The Price of Progress: The NDP and the 2024 Budget
Adam Scotti
By Brian Topp
April 16, 2024
Every federal party official and leader in the history of the Cooperative Commonwealth Federation (CCF)-New Democratic Party (NDP) for almost 100 years has been familiar with a letter sent to Prime Minister Mackenzie King in January, 1926.
In that 1926 letter, J.S. Woodsworth, who went on to become founding leader of the CCF, and his fellow Labour MP Abraham Heaps, demand action on social programs in return for supporting King in a minority Parliament:
Dear Mr. King:
As representatives of Labour in the House of Commons, may we ask whether it is your intention to introduce at this session legislation with regard to (a) Provision for the unemployed; (b) Old Age Pensions. We are venturing to send a similar inquiry to the leader of the opposition.
Yours sincerely,
J.S. Woodsworth
A.A Heaps
The Old Age Pensions Act was passed in 1927.
In the century since, most of the key landmarks of social progress in Canada were achieved just that way.
That’s why, when the federal NDP has a balance-of-power position in a Canadian Parliament, you can be fairly sure that two things will happen.
First, the NDP will reach out to the government and see if there is any appetite to trade progress for support.
And second, they will then stoically endure the inevitable criticism from parties not in the agreement, because it is the price the party pays for progress.
And so it is with this federal budget.
New Democrats, broadly speaking, think three things about it.
They’re happy to see that some of their policy priorities are getting implemented. This generation of New Democrats are proud of the public dental and pharmacare plans they held out for and are pleased to see them contemplated in this budget. “We forced Justin Trudeau to build more homes and protect renters, to make birth control and diabetes medication free and to help feed hungry kids at school,” the party said in its budget statement.

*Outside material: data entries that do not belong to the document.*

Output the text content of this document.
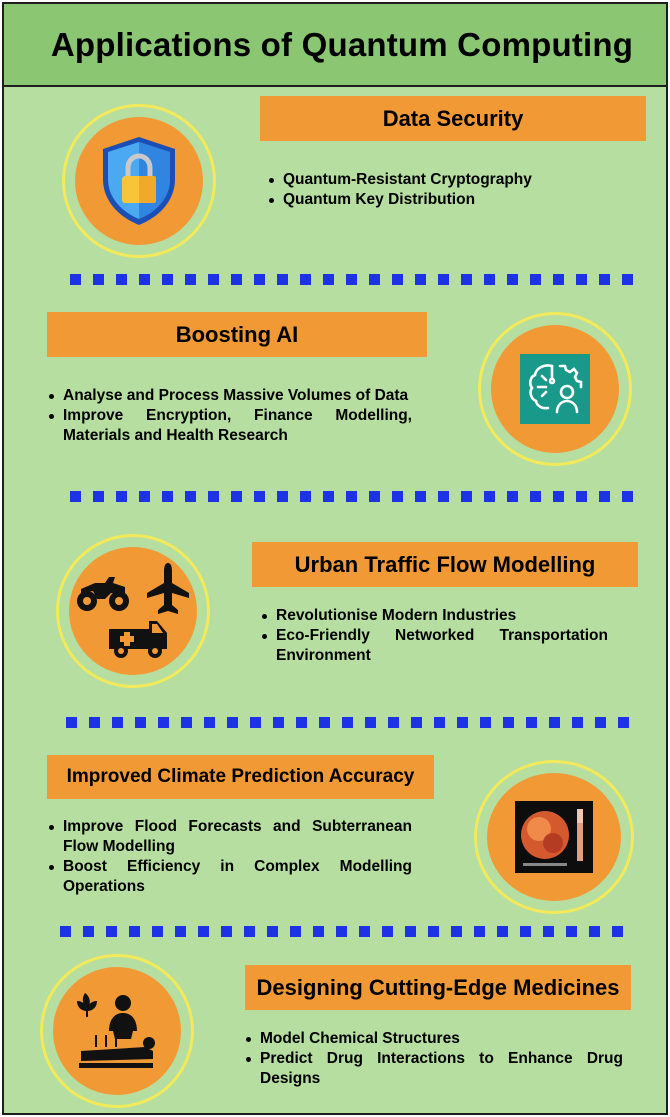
Applications of Quantum Computing
Data Security
Quantum-Resistant Cryptography
Quantum Key Distribution
Boosting AI
Analyse and Process Massive Volumes of Data
Improve Encryption, Finance Modelling, Materials and Health Research
Urban Traffic Flow Modelling
Revolutionise Modern Industries
Eco-Friendly Networked Transportation Environment
Improved Climate Prediction Accuracy
Improve Flood Forecasts and Subterranean Flow Modelling
Boost Efficiency in Complex Modelling Operations
Designing Cutting-Edge Medicines
Model Chemical Structures
Predict Drug Interactions to Enhance Drug Designs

Neither the Liberals nor the New Democrats want a federal election in the spring of 2024, when events — including the sheer time this government has been in office — are threatening a Tory sweep of their ridings.
Concurrently, they’re broadly critical of liberal government in principle and practice, for (in their view) gesturing at problems without really fixing them. The New Democrats pressed hard on populist themes such as the need for an “excess profits tax”, for example.
But they’ll still vote for the budget. Because many in the NDP have labour backgrounds, and a deal’s a deal. And because some sort of progress is being made.
Making progress, after all, is their job.
Finally: There are indeed political and electoral calculations underlying what political parties do in minority parliaments.
Neither the Liberals nor the New Democrats want a federal election in the spring of 2024, when events — including the sheer time this government has been in office — are threatening a Tory sweep of their ridings.
New Democrats recently said farewell to former NDP leader Ed Broadbent. At a state funeral generously offered and attended by Prime Minister Justin Trudeau, they came together to remember Broadbent’s remarkable career — including the fact that in 1986 and 1987, Broadbent led federal polls and seemed set to be Prime minister of Canada himself — with numbers essentially identical to the ones presently enjoyed by Mr. Poilievre. Time and events sometimes cure such leads.
A final point: if the New Democrats and the Liberals were to trade places in credible opinion polls, and the NDP believed it had a serious chance of emerging from an early election ahead of their accord partner in votes and seats, they might look at their cards again.
But first, barring surprising developments, this budget will get passed.
Brian Topp is a partner at GT & Company. He is chair of the board of the Broadbent Institute; teaches a course at McGill’s Max Bell School of Public Policy, served as chief of staff to former Alberta Premier Rachel Notley, as deputy chief of staff to Saskatchewan Premier Roy Romanow and as national campaign director to federal NDP leader Jack Layton.